Some synthesis skills I consider essential, like “determine whether the meter or the scope is the best tool for a given measurement”.  Those are  level-3 skills, with their individual parts included as level-2 skills.  That means you have to do them to pass.  It also means I have to explicitly teach students not only how to use a scope and a meter, but how todetermine“.  Seriously, they don’t know.  Sometimes I weep in despair that it’s possible to graduate from high school, maybe even get a job, work for a few years, have a couple of kids, and still not know how to make a decision strategically.  (Or at least, not be able to call on that skill while you are physically located inside a classroom).  Other days I stop tilting at windmills and start teaching it, helping students recognize situations where they have already done it, and trying to convince them that in-school and everywhere-else are not alternate universes.

Other forms of synthesis are ways of demonstrating excellence but not worth failing someone over; these become level-4 or 5 skills.  It still tells the student where they are strong and where they can improve.  It tells me and their next-semester teachers how much synthesis they’ve done.  That’s all I need.

This directly contradicts my earlier plan to let students “test out” of a skill.  But, because level 2 and level 5 are now different skills, I don’t have to write 5 versions of the question for each skill.  I think that brings the workload (for the students and me) back down to a reasonable level, allowing me to reassess throughout the term.  The quizzes are so cumulative that I don’t think an exam would add anything to the information.

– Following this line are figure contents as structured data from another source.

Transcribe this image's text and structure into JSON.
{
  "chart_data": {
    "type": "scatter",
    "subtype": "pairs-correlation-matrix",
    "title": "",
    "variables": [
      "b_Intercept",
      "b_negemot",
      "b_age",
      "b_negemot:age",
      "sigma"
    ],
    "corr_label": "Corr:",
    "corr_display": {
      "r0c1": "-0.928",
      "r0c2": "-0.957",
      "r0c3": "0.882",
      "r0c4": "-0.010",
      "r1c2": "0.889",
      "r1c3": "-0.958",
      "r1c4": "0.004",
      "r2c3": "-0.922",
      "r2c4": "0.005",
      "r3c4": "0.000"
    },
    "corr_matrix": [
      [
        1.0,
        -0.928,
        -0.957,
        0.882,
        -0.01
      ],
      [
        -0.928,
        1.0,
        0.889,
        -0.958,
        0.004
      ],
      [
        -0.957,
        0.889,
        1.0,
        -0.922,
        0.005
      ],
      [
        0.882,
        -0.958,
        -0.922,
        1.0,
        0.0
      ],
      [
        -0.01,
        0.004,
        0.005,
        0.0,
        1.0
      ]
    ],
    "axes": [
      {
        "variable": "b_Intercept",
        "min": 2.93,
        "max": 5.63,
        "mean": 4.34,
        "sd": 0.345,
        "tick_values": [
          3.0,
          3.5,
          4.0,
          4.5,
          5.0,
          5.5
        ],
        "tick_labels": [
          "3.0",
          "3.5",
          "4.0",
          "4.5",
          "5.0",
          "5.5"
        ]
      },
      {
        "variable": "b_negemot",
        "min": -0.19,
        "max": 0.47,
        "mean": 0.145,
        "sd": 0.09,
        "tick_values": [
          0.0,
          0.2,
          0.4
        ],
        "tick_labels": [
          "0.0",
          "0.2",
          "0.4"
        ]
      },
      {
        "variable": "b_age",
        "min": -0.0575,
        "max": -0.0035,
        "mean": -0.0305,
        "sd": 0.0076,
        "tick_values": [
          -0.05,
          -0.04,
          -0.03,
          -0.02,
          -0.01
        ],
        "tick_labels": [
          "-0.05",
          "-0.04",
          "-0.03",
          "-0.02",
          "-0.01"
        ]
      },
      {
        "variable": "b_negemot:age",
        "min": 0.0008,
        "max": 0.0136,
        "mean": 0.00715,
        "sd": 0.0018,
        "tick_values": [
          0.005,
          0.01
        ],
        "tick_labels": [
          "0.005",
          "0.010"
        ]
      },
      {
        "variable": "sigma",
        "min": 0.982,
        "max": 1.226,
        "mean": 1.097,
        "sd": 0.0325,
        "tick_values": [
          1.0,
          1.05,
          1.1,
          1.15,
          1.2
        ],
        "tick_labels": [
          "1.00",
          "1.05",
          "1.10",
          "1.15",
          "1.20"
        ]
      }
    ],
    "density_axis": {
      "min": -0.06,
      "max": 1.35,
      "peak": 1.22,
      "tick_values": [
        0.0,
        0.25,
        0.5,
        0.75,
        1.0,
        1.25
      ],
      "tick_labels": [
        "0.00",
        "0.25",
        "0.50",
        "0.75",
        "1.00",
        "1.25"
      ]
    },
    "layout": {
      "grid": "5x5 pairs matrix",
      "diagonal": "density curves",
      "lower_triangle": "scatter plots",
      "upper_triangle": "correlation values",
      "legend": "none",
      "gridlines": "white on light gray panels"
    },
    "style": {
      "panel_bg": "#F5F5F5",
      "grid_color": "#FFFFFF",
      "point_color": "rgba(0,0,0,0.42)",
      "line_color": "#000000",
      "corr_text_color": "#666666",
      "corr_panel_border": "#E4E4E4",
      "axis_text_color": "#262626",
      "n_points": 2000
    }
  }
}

Retention — Too soon to tell

It’s important to me to know how you’re doing today, not last month.  That means I reserve the right to reassess things any time, and your score could very well go down. This is bound up with the structure of the course: AC Circuits has 6 units, each of which builds directly on the previous one (unlike a science class where, for example, unit 1 might be atoms and unit 2 might be aardvarks).  Con: a missed skill back in unit 1 will mess you up over and over.  Pro: provides lots of practise and opportunities to work the same skill from different angles.  With luck, Unit 5 will give you some insight on Unit 2 and allow you to go back and fix it up if needed.

Feedback — Pro, I think

This will be tough, because there’s not enough time.  The concepts in these courses are complex and take a long time to explain well.  The textbook is a good reference for looking up things you already know but not much good at explaining things you don’t know.  That means I talk a lot in class.  At best, I get the students participating in conversations or activities or musical re-enactments (don’t laugh — “Walk like… an ee-lec-tron” is one of my better lesson plans) but it leaves precious little time for practice problems.  I’ll try to assign a couple of problems per night so we can talk about them in class without necessarily doing them in class.

I’ve also folded in extra feedback to this “weekly portfolio” approach I stole from Jason Buell.  Each student has a double-pocket folder for their list of topic skills.  There are a couple of pieces of looseleaf in the brads too.  When they’ve got something they either want feedback on (maybe some especially-troublesome practice problems that we didn’t have time to review in class) or that they want to submit, they can write a note on the looseleaf, slide the documentation into the pocket, and leave it in my mailbox.  I either do or do not agree that it sufficiently demonstrates skills X, Y, and Z, and write them back.  We did a bit of this with a work-record book last semester, and the conversations we had in writing were pretty cool.   I’m looking forward to the “message-board” as our conversation goes back and forth.  I hope to keep the same folders next year, so we can refer back to old conversations.